実際このユーゴ空爆は、米国が、調停案にユーゴ国内でのNATOの軍事活動を認めよという要求を入れて決裂させたもので、最初からコソボにおける基地駐留を目的とした、国連を無視した軍事介入でした。
しかし、同じ米軍が行った攻撃でもイラクやアフガニスタンへのそれと違って、世界中のほとんどの識者が反対するどころか、積極的な支持さえ表明していた。残念ながら、大江健三郎や、晩年は撤回したようですが、ギュンター・グラスといったノーベル文学賞作家も当初は賛意を示していた。逆にペーター・ハントケは反対していたから、ノーベル賞受賞が遅れたし、受賞後もクレームをつけられました。

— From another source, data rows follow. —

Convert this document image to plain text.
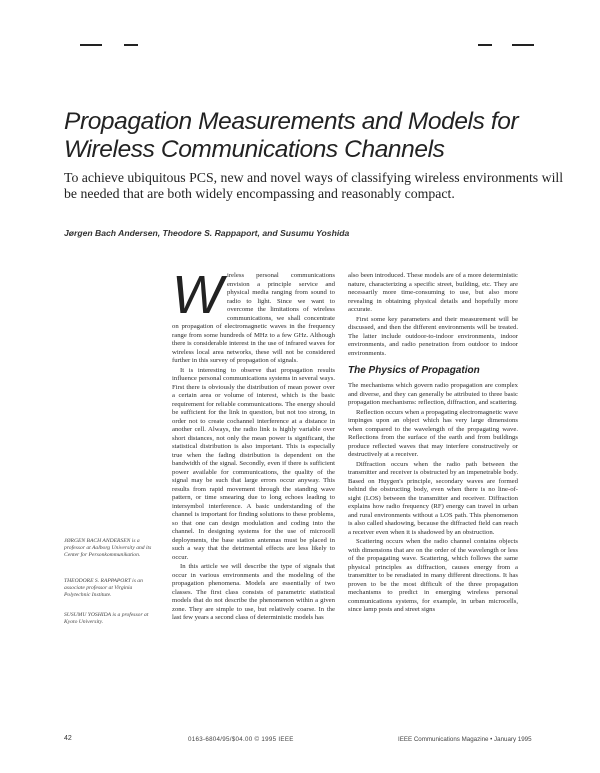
Propagation Measurements and Models for Wireless Communications Channels

To achieve ubiquitous PCS, new and novel ways of classifying wireless environments will be needed that are both widely encompassing and reasonably compact.

Jørgen Bach Andersen, Theodore S. Rappaport, and Susumu Yoshida

JØRGEN BACH ANDERSEN is a professor at Aalborg University and its Center for Personkommunikation.

THEODORE S. RAPPAPORT is an associate professor at Virginia Polytechnic Institute.

SUSUMU YOSHIDA is a professor at Kyoto University.

W ireless personal communications envision a principle service and physical media ranging from sound to radio to light. Since we want to overcome the limitations of wireless communications, we shall concentrate on propagation of electromagnetic waves in the frequency range from some hundreds of MHz to a few GHz. Although there is considerable interest in the use of infrared waves for wireless local area networks, these will not be considered further in this survey of propagation of signals.

It is interesting to observe that propagation results influence personal communications systems in several ways. First there is obviously the distribution of mean power over a certain area or volume of interest, which is the basic requirement for reliable communications. The energy should be sufficient for the link in question, but not too strong, in order not to create cochannel interference at a distance in another cell. Always, the radio link is highly variable over short distances, not only the mean power is significant, the statistical distribution is also important. This is especially true when the fading distribution is dependent on the bandwidth of the signal. Secondly, even if there is sufficient power available for communications, the quality of the signal may be such that large errors occur anyway. This results from rapid movement through the standing wave pattern, or time smearing due to long echoes leading to intersymbol interference. A basic understanding of the channel is important for finding solutions to these problems, so that one can design modulation and coding into the channel. In designing systems for the use of microcell deployments, the base station antennas must be placed in such a way that the detrimental effects are less likely to occur.

In this article we will describe the type of signals that occur in various environments and the modeling of the propagation phenomena. Models are essentially of two classes. The first class consists of parametric statistical models that do not describe the phenomenon within a given zone. They are simple to use, but relatively coarse. In the last few years a second class of deterministic models has

also been introduced. These models are of a more deterministic nature, characterizing a specific street, building, etc. They are necessarily more time-consuming to use, but also more revealing in obtaining physical details and hopefully more accurate.

First some key parameters and their measurement will be discussed, and then the different environments will be treated. The latter include outdoor-to-indoor environments, indoor environments, and radio penetration from outdoor to indoor environments.

The Physics of Propagation

The mechanisms which govern radio propagation are complex and diverse, and they can generally be attributed to three basic propagation mechanisms: reflection, diffraction, and scattering.

Reflection occurs when a propagating electromagnetic wave impinges upon an object which has very large dimensions when compared to the wavelength of the propagating wave. Reflections from the surface of the earth and from buildings produce reflected waves that may interfere constructively or destructively at a receiver.

Diffraction occurs when the radio path between the transmitter and receiver is obstructed by an impenetrable body. Based on Huygen's principle, secondary waves are formed behind the obstructing body, even when there is no line-of-sight (LOS) between the transmitter and receiver. Diffraction explains how radio frequency (RF) energy can travel in urban and rural environments without a LOS path. This phenomenon is also called shadowing, because the diffracted field can reach a receiver even when it is shadowed by an obstruction.

Scattering occurs when the radio channel contains objects with dimensions that are on the order of the wavelength or less of the propagating wave. Scattering, which follows the same physical principles as diffraction, causes energy from a transmitter to be reradiated in many different directions. It has proven to be the most difficult of the three propagation mechanisms to predict in emerging wireless personal communications systems, for example, in urban microcells, since lamp posts and street signs

42	0163-6804/95/$04.00 © 1995 IEEE	IEEE Communications Magazine • January 1995
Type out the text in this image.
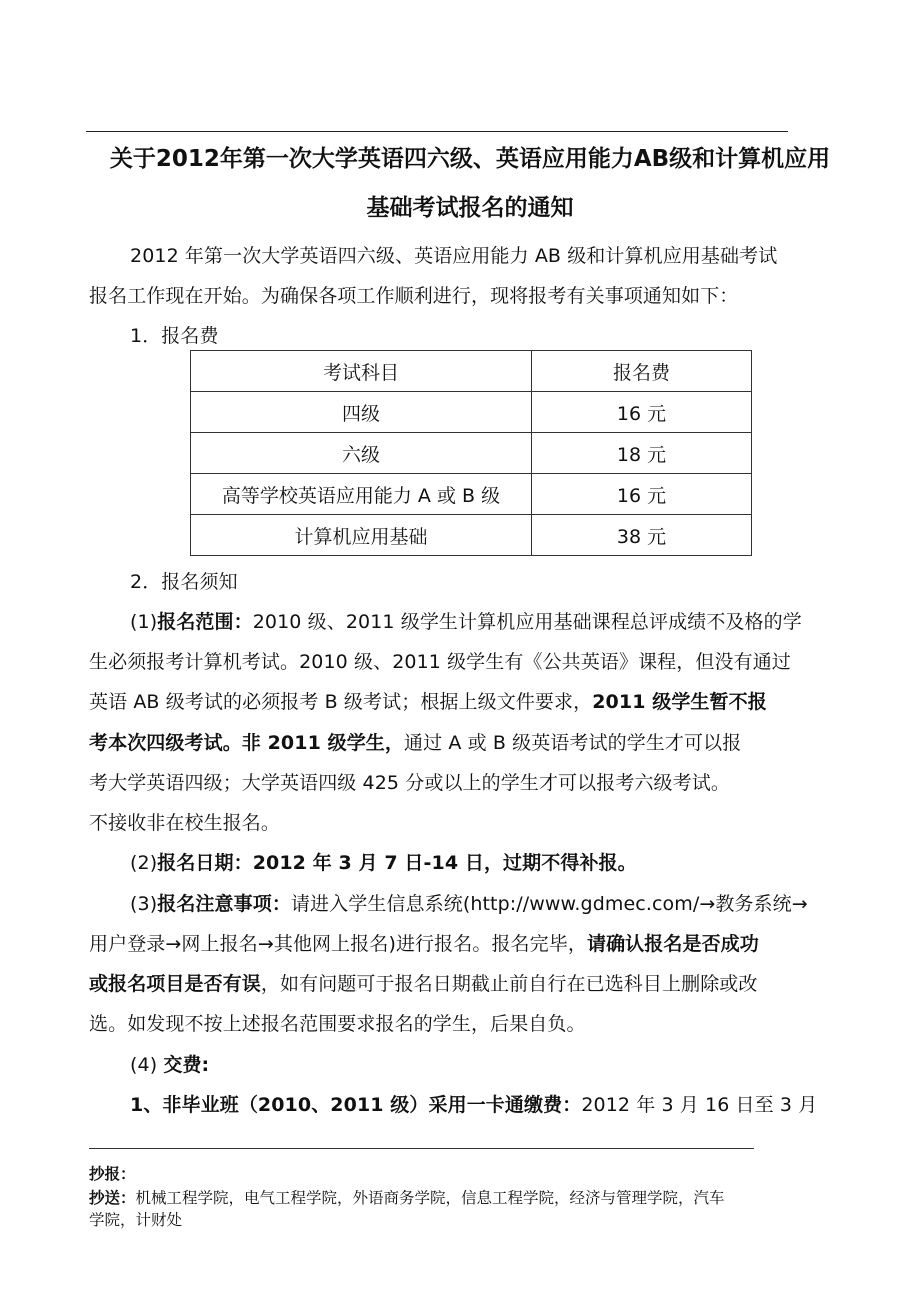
关于2012年第一次大学英语四六级、英语应用能力AB级和计算机应用
基础考试报名的通知
2012 年第一次大学英语四六级、英语应用能力 AB 级和计算机应用基础考试
报名工作现在开始。为确保各项工作顺利进行，现将报考有关事项通知如下：
1．报名费
考试科目	报名费
四级	16 元
六级	18 元
高等学校英语应用能力 A 或 B 级	16 元
计算机应用基础	38 元
2．报名须知
(1)报名范围：2010 级、2011 级学生计算机应用基础课程总评成绩不及格的学
生必须报考计算机考试。2010 级、2011 级学生有《公共英语》课程，但没有通过
英语 AB 级考试的必须报考 B 级考试；根据上级文件要求，2011 级学生暂不报
考本次四级考试。非 2011 级学生，通过 A 或 B 级英语考试的学生才可以报
考大学英语四级；大学英语四级 425 分或以上的学生才可以报考六级考试。
不接收非在校生报名。
(2)报名日期：2012 年 3 月 7 日-14 日，过期不得补报。
(3)报名注意事项：请进入学生信息系统(http://www.gdmec.com/→教务系统→
用户登录→网上报名→其他网上报名)进行报名。报名完毕，请确认报名是否成功
或报名项目是否有误，如有问题可于报名日期截止前自行在已选科目上删除或改
选。如发现不按上述报名范围要求报名的学生，后果自负。
(4) 交费:
1、非毕业班（2010、2011 级）采用一卡通缴费：2012 年 3 月 16 日至 3 月
抄报：
抄送：机械工程学院，电气工程学院，外语商务学院，信息工程学院，经济与管理学院，汽车
学院，计财处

藤原 セルビア悪玉論ですね。ソ連が崩壊して東西冷戦が終わり、ワルシャワ条約機構が解散したにも関わらず、これに対峙した西側軍事同盟のNATOはそのまま温存されました。
第二次世界大戦の独ソ戦で、ソ連は約2700万人の犠牲者を出しましたが、ゴルバチョフ大統領がソ連国民の猛反発を抑えて、統一ドイツのNATO加盟を認めました。しかし、その後のNATOのふるまいに関して、『我々は冷戦に終止符を打ったのに米国は冷戦の勝利を表明した。この勝利者意識はモラルを欠くものだ』というようなことを言っていましたし、今でもロシアはこれに対する不信感が強いでしょう。
特にコソボの問題においては、和平調停から、軍事介入にまで米国とNATOに一方的に出し抜かれて、ロシアは置いていかれた感がとても強いだろうと思ったわけです。そして無視されたのは、空爆被害を受けるコソボ市民の声です。